On the heels of a hostile $16.4 billion bid for British candy maker, Cadbury PLC (CBY) , by U.S. based Kraft Foods (KFT), The Hershey Company (HSY) is said to be mulling over its own potential offer. Taking on the purchase of Cadbury, twice its size, could prove difficult for this chocolatier, however, as the probable $17 billion price tag would likely stretch Hershey’s balance sheet materially. While the credit markets have loosened somewhat, financing would be an issue. Hershey would likely need a combination of options, such as issuing both debt and equity, which would pressure earnings due to a high interest expense load and a dilutive share count. Partnering with another competitor, such as Italy’s family controlled Ferrero SPA, which is said to be considering entering the Cadbury purchase fray, is another possibility. But a joint purchase would add a layer of complication, with decisions necessary for the successful dissection of Cadbury’s brand divisions and earnings at stake. Switzerland based giant, Nestle (NSRGY.PK) is another contender likely to throw its hat in the ring. Financing would not be a problem for this food behemoth, but the European Union may have something to say about the takeover due to anti-trust concerns.

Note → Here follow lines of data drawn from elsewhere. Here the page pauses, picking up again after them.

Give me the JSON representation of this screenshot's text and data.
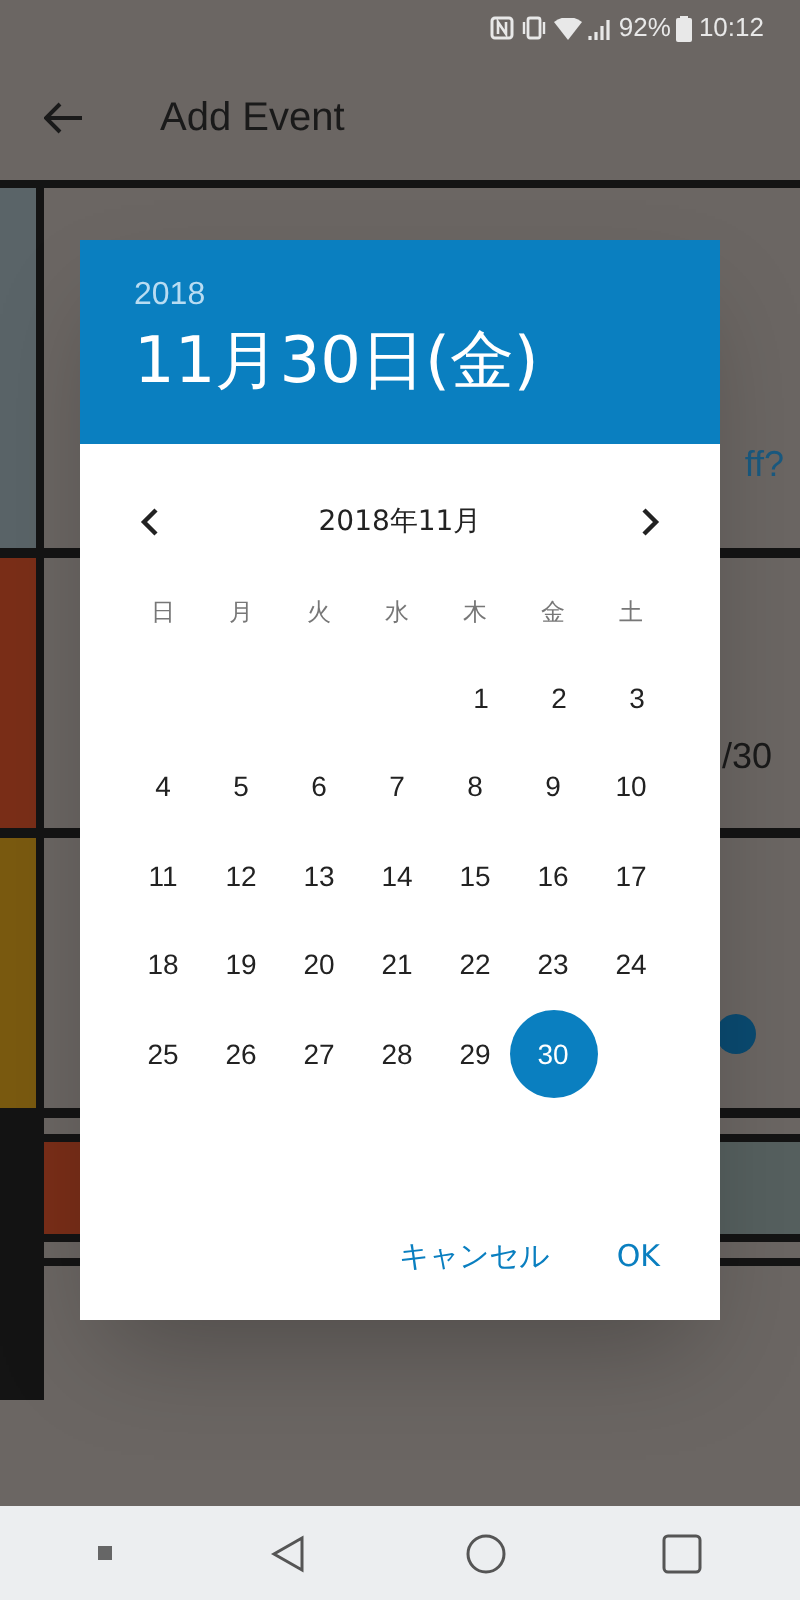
{
  "status_bar": {
    "battery": "92%",
    "time": "10:12"
  },
  "app_bar": {
    "title": "Add Event"
  },
  "background_fragments": {
    "row_1_link": "ff?",
    "row_2_value": "/30"
  },
  "date_dialog": {
    "year": "2018",
    "date": "11月30日(金)",
    "month": "2018年11月",
    "weekdays": [
      "日",
      "月",
      "火",
      "水",
      "木",
      "金",
      "土"
    ],
    "weeks": [
      [
        {
          "day": "1",
          "selected": false
        },
        {
          "day": "2",
          "selected": false
        },
        {
          "day": "3",
          "selected": false
        }
      ],
      [
        {
          "day": "4",
          "selected": false
        },
        {
          "day": "5",
          "selected": false
        },
        {
          "day": "6",
          "selected": false
        },
        {
          "day": "7",
          "selected": false
        },
        {
          "day": "8",
          "selected": false
        },
        {
          "day": "9",
          "selected": false
        },
        {
          "day": "10",
          "selected": false
        }
      ],
      [
        {
          "day": "11",
          "selected": false
        },
        {
          "day": "12",
          "selected": false
        },
        {
          "day": "13",
          "selected": false
        },
        {
          "day": "14",
          "selected": false
        },
        {
          "day": "15",
          "selected": false
        },
        {
          "day": "16",
          "selected": false
        },
        {
          "day": "17",
          "selected": false
        }
      ],
      [
        {
          "day": "18",
          "selected": false
        },
        {
          "day": "19",
          "selected": false
        },
        {
          "day": "20",
          "selected": false
        },
        {
          "day": "21",
          "selected": false
        },
        {
          "day": "22",
          "selected": false
        },
        {
          "day": "23",
          "selected": false
        },
        {
          "day": "24",
          "selected": false
        }
      ],
      [
        {
          "day": "25",
          "selected": false
        },
        {
          "day": "26",
          "selected": false
        },
        {
          "day": "27",
          "selected": false
        },
        {
          "day": "28",
          "selected": false
        },
        {
          "day": "29",
          "selected": false
        },
        {
          "day": "30",
          "selected": true
        }
      ]
    ],
    "buttons": [
      "キャンセル",
      "OK"
    ]
  }
}
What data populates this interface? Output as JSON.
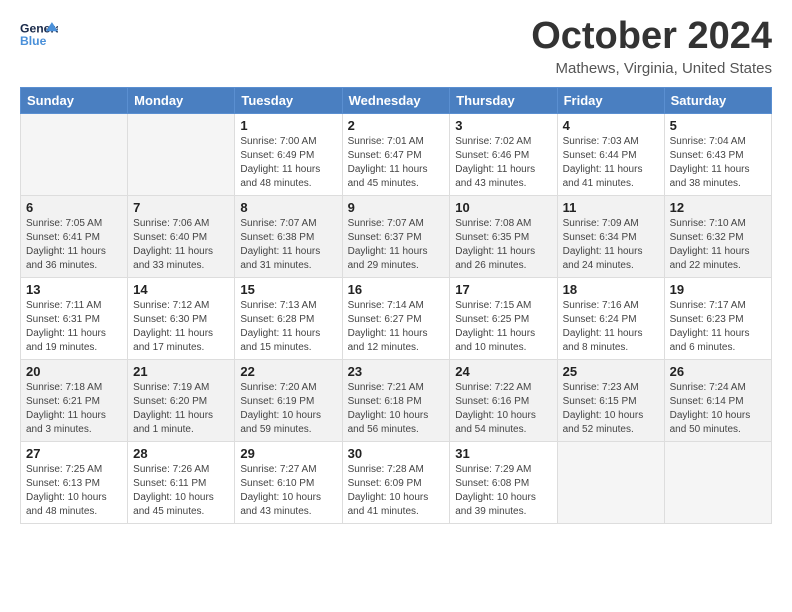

Previous growth opportunities through acquisitions have passed Hershey by, limited by the Hershey Trust, which holds 79% of the voting stock. This controlling board of trustees manages the Milton School, an educational institution serving children in need, established by Hershey founder, Milton Hershey . A large portion of the school’s endowment consists of Hershey stock, but as the stock price has drifted downward since 2005, a more progressive stance is being contemplated. It was the board that dashed a $12.5 billion sale to Wrigley Corp. in 2002, and a more recent attempt to merge with Cadbury in 2008. But the trustees are beginning to change their tune in order to enhance long-term prospects for the confectioner and boost the sagging stock quotation thanks to several new directors on the board.
Of late, product launches have taken a backseat to economic challenges. In years past, Hershey would unveil upwards of 200 new candy creations a year, compared to this year’s effort of about 50 new items. Research and development costs total just 0.5% of sales and would do well with an injection of funds and product pipeline activity to spur new products and appeal to the whim of fickle consumers, through new flavor combinations or eye-catching packaging.
The purchase of Cadbury would greatly enhance Hershey’s product line up as well as markedly extend its geographic reach. While these are admirable goals, there is reason to be leery of the financial toll placed upon Hershey and the probable lengthy integration process. No doubt, Hershey needs to pursue viable avenues of growth, both internally and via acquisitions, in order to bolster both the top and bottom lines over the long term. However, a Cadbury purchase may yet lead Hershey to bite off more than the company can chew - at least in the short term.